The key objective is to have graduates who are able to join data science teams in the Government, corporate, or private sectors, with sufficient understanding of technical concepts in data science and machine learning to collaborate with computer scientists and engineers and with sufficient understanding of social science and politics to be able to bring a deeper understanding of human behaviour to otherwise technology oriented teams.
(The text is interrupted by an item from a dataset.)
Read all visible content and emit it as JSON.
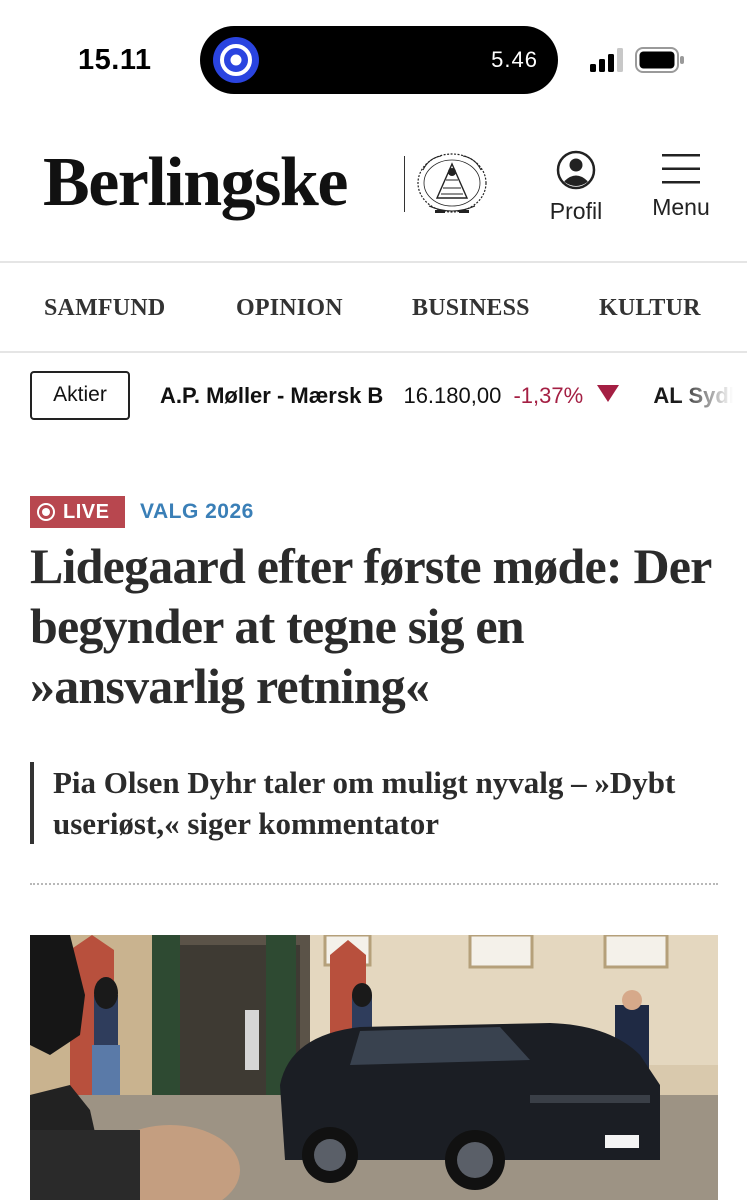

Core modules for the Social Science Background stream provide a foundational understanding of data science methods, while optional modules allow exploration into specialised areas like machine learning, quantitative text analysis, and the ethical use of AI in politics. Similarly, the Technical Background stream includes core and elective modules that blend technical skills with an understanding of political science theories and applications.
Graduates can also use the skills acquired to continue work in political science research, either in academia, think tanks, or the non-profit or public sector, where they will benefit from a deep understanding of the cross-section between data science and political science.
Knowledge and understanding
- Understanding the range of data science and machine learning methodologies that are available to data scientists, and their key advantages and disadvantages.
- Understanding of theories of political behaviour, political processes, and political institutions.
- Understanding variations in political systems and their functioning.
Applying knowledge and understanding
- Understanding of central aspects of political and social science research design, such as conceptualization, operationalization and measurement.
- Ability to use knowledge of research design to systematically address questions pertaining politics and public policy.
- Gain general experience in applying data science techniques to questions of political and social science relevance.
Making judgements
- Ability to decide on appropriate statistical techniques given a particular research question in relation to political behaviour and public policy.
- Ability to evaluate reported statistical and algorithmic results in political and social science research.
- Through training in general research design, ability to evaluate the veracity of input data of political and social behaviour for use in data science applications.
- Have a basic understanding of the situations where automated techniques as used in standard data science practice are suitable and ethically appropriate, and where not.
Communications and working skills
- Ability to clearly communicate results from statistical analysis of political and social behaviour.
- Ability to communicate the possibilities and scope of data science tools for the understanding of political and social behaviour.
- Basic practice in team work and learning how to collaborate in larger technical projects, including ability to work with techniques for code sharing, agile development, tools for scientific replication, etcetera.
Learning skills
- Have sufficient grounding in fundamentals of statistical analysis and computer science to be able to acquire new skills in data science.
- Have sufficient grounding in political and social science to be able to read into new domains of political and social science research.